Hive
fix(kura): flush REAPI ByteStream uploads before persisting
GitHub issue · Closed
What
The REAPI ByteStream/Write handler streamed upload chunks into a temp file with write_all, then persisted the blob by re-opening that path on a separate descriptor (stat + copy into a segment) — without flushing the temp file first. This flushes and closes the temp file before persisting, and adds a regression test.
Why (root cause)
tokio::fs::File buffers writes and flushes lazily.

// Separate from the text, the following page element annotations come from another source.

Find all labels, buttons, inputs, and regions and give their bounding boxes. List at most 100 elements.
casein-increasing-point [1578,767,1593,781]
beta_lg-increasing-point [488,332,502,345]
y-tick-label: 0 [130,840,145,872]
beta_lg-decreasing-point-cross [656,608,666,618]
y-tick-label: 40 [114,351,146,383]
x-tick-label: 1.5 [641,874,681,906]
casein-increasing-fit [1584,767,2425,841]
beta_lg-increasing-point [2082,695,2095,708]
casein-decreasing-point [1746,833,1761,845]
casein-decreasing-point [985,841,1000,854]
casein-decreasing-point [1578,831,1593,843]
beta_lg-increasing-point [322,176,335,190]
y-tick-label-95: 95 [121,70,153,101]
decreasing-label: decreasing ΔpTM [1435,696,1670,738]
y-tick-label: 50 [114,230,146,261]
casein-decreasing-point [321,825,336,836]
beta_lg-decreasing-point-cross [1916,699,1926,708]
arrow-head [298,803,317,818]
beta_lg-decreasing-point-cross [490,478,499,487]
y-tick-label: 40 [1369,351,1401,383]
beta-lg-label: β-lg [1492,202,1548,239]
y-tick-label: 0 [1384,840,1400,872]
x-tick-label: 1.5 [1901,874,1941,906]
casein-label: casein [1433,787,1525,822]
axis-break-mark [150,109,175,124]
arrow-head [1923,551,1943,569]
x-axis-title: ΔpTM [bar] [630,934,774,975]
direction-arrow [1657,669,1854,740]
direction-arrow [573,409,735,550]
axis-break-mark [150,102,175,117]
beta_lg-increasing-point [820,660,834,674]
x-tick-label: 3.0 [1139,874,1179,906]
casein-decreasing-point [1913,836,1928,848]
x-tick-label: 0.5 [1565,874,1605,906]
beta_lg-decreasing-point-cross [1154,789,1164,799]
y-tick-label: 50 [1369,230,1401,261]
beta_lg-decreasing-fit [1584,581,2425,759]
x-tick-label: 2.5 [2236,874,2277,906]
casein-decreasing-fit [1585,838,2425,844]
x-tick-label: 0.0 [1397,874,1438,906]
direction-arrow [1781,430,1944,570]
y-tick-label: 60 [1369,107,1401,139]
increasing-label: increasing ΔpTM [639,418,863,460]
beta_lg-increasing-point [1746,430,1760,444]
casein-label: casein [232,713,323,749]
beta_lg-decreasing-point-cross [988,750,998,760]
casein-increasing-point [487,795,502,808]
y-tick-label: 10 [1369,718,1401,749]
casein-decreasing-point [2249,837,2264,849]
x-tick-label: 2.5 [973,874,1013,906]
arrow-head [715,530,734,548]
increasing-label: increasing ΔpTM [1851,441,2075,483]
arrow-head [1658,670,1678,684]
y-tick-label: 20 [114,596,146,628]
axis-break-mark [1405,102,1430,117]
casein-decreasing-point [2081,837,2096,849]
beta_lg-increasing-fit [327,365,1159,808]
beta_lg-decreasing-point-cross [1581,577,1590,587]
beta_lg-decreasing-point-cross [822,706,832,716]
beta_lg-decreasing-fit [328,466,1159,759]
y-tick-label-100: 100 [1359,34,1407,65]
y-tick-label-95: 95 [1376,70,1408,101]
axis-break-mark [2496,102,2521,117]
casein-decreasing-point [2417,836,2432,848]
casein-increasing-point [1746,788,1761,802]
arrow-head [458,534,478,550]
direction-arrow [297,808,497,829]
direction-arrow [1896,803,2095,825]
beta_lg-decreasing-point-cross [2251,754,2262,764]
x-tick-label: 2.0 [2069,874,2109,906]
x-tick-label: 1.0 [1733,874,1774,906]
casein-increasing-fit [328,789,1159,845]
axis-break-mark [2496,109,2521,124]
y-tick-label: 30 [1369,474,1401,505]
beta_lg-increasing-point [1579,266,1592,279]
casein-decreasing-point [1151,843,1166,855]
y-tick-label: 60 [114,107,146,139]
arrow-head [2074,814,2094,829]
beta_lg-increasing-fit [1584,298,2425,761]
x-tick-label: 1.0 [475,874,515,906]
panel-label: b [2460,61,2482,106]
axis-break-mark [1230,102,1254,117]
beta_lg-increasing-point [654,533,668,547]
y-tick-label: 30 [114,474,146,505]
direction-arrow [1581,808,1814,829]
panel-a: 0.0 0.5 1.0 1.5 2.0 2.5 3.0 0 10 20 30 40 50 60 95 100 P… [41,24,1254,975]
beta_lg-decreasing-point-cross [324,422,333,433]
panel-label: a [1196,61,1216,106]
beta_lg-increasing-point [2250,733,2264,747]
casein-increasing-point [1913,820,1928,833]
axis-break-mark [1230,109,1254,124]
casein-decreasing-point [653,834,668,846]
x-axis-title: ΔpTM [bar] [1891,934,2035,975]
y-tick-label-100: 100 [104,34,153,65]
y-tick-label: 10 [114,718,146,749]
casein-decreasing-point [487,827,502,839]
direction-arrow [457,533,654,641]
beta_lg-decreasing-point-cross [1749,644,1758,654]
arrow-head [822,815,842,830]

With no explicit flush, the persist path’s separate-descriptor stat + copy raced the background flush and intermittently failed with failed to persist CAS blob: appended N bytes into segment …, expected M (ByteStream/Write → INTERNAL).
The failure scales with the number of concurrent blob uploads, so it specifically and reliably broke remote caching of cargo build scripts: a build script’s directory OUT_DIR uploads dozens of blobs at once (e.g. librocksdb-sys ≈ 339 .o files), a subset of those ByteStream/Writes failed, Bazel then skipped UpdateActionResult for those actions, and they re-executed on every build — librocksdb-sys recompiled on every clean build (~8 min), cascading to everything that links it. Plain file-output actions (rustc rlibs) upload a single blob and rarely raced, so they cached fine and masked the bug.
Found while dogfooding Kura as the Bazel remote cache for the Kura Bazel build: a fresh build got hundreds of Kura cache hits yet still recompiled rocksdb.
Why this fix
Kura’s HTTP upload path (read_request_to_temp in utils.rs) already flushes before persisting; the ByteStream handler was the lone exception. Flushing + dropping the handle makes persist re-read a fully-written, closed file — minimal and matches the existing pattern. The action-cache and per-blob CAS round-trips were already correct; only the upload’s durability ordering was wrong.
Impact
- Remote caching of cargo build scripts (and any action uploading many blobs concurrently / with directory outputs) now works through Kura.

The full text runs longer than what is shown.